History of Medicine
Shakespeare depicts the full range of humoralism in his dramatic characters. An excess of the hot, dry emotion of choler, or yellow bile, produced an angry disposition. Choler is valuable in great warriors but in the domestic world of romantic comedy, anger—especially the anger of women—represents a social problem for Shakespeare’s age, which calls for strong therapeutic intervention.
How to manage female anger is the central question of The Taming of the Shrew. Both protagonists, Kate and Petruchio, are identified as choleric by nature, and his behavior in the play is widely seen as eccentric and disruptive. Yet, it becomes Petruchio’s job as husband to tame his shrewish wife and make her “a Kate conformable as other household Kates.”
above right: Louis Rhead, Petruchio entertains his wife at dinner, ca. 1918. Courtesy Folger Shakespeare Library. Petruchio denies his wife dinner, claiming that roasted meat is too hot and dry for her nature. He deprives her of the pleasure of new clothes and of female companionship. All these deprivations have the effect of wearing her out, both physically and emotionally, until by the end of the play she is willing to submit to his humor, no matter what it might be.
below left: W. Joseph Edwards, Angry face of Katharine Minola, 1847. Courtesy Folger Shakespeare Library.
below right: Louis Rhead, Petruchio bears off his bride, ca. 1918. Courtesy Folger Shakespeare Library. Petruchio’s taming of Kate begins with his disorderly behavior at their wedding, when he arrives late and poorly dressed and interrupts the wedding feast by dragging her off to his home far away.
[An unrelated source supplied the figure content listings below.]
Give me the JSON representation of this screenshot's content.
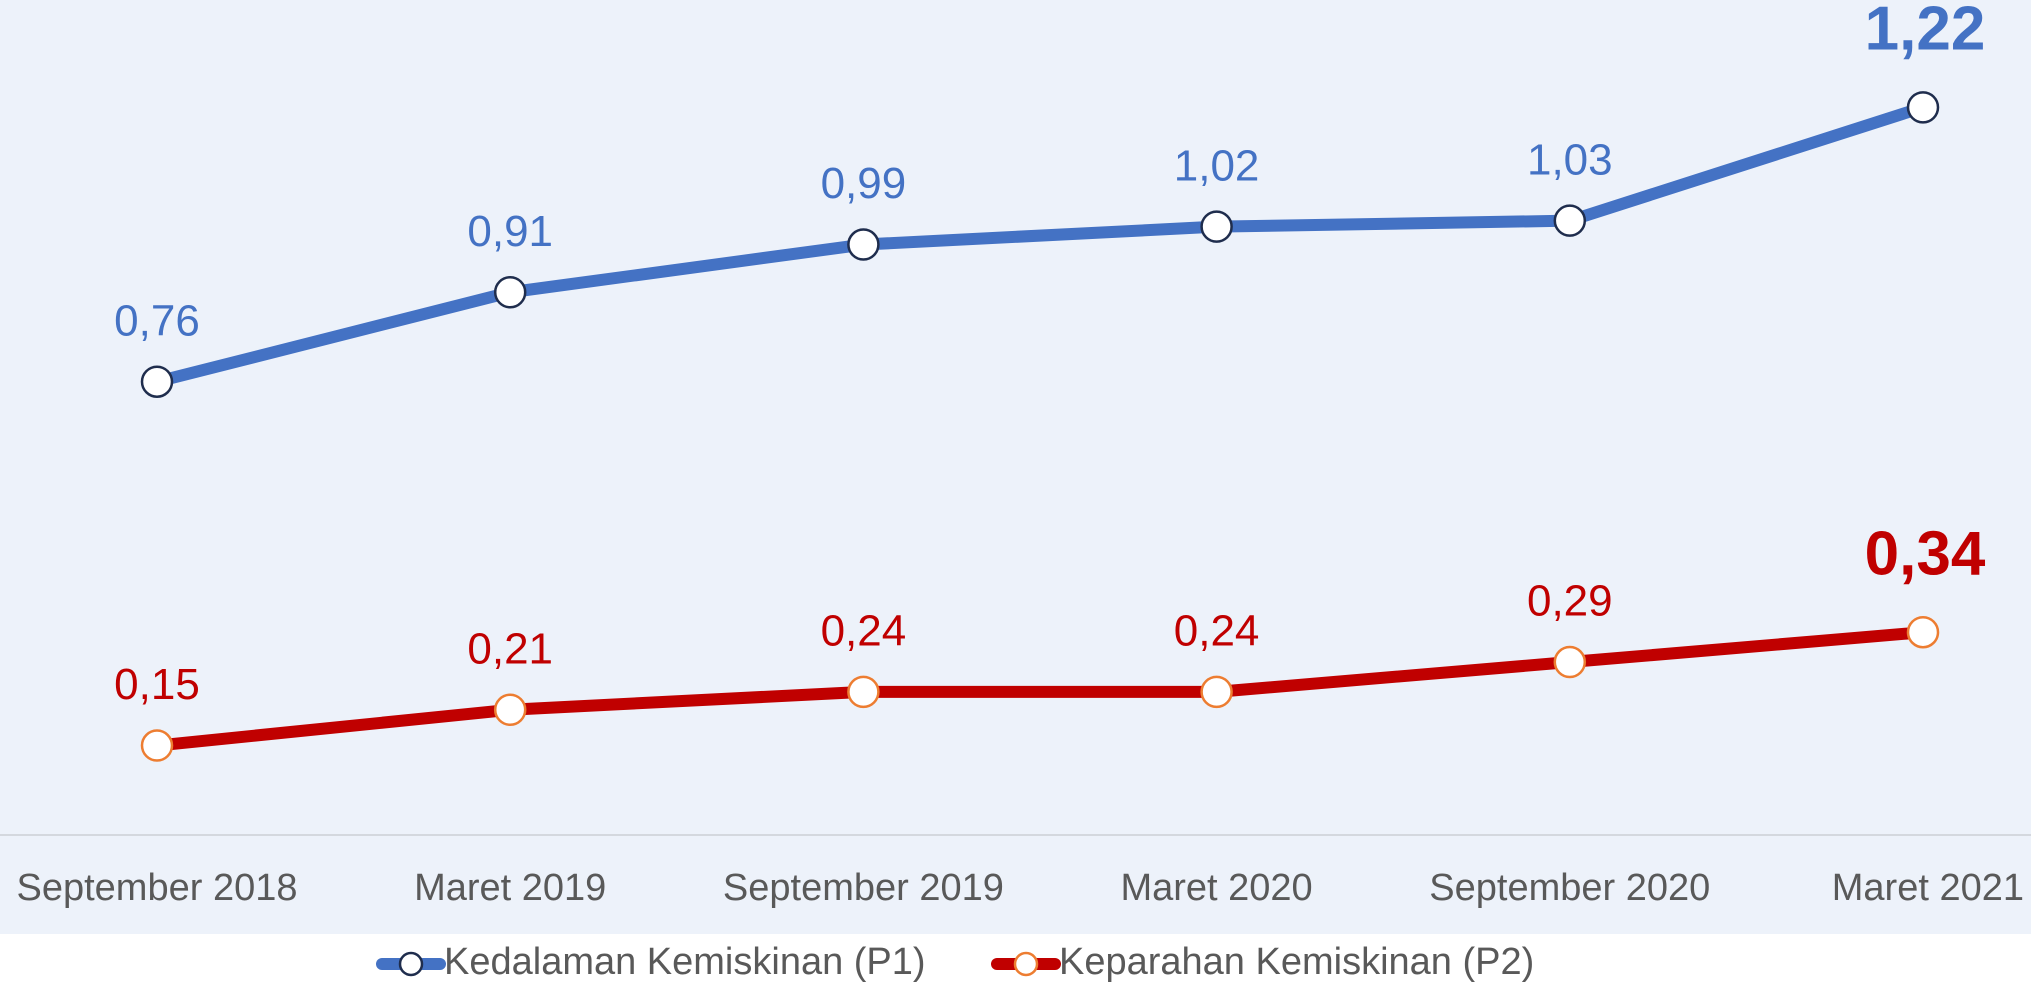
{
  "chart_data": {
    "type": "line",
    "categories": [
      "September 2018",
      "Maret 2019",
      "September 2019",
      "Maret 2020",
      "September 2020",
      "Maret 2021"
    ],
    "series": [
      {
        "name": "Kedalaman Kemiskinan (P1)",
        "color": "#4472c4",
        "marker_edge": "#1f2d4d",
        "values": [
          0.76,
          0.91,
          0.99,
          1.02,
          1.03,
          1.22
        ],
        "value_labels": [
          "0,76",
          "0,91",
          "0,99",
          "1,02",
          "1,03",
          "1,22"
        ]
      },
      {
        "name": "Keparahan Kemiskinan (P2)",
        "color": "#c00000",
        "marker_edge": "#ed7d31",
        "values": [
          0.15,
          0.21,
          0.24,
          0.24,
          0.29,
          0.34
        ],
        "value_labels": [
          "0,15",
          "0,21",
          "0,24",
          "0,24",
          "0,29",
          "0,34"
        ]
      }
    ],
    "ylim": [
      0,
      1.4
    ],
    "legend": "bottom"
  }
}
left: Louis Rhead, Katharine and music master, ca. 1918. Courtesy Folger Shakespeare Library. Here, in a scene described in Shakespeare‘s play, Katharine refuses to accept the music lessons that early modern affluent families would have deemed appropriate for female instruction and socialization in the domestic arts.
left: William Shakespeare, The Taming of the Shrew, Quarto, 1631. Courtesy Folger Shakespeare Library. Petruchio‘s harsh program of “taming” his bride is a calculated intervention in her living conditions. He intends to change her humor by removing the accumulation of hot, dry choler in her body.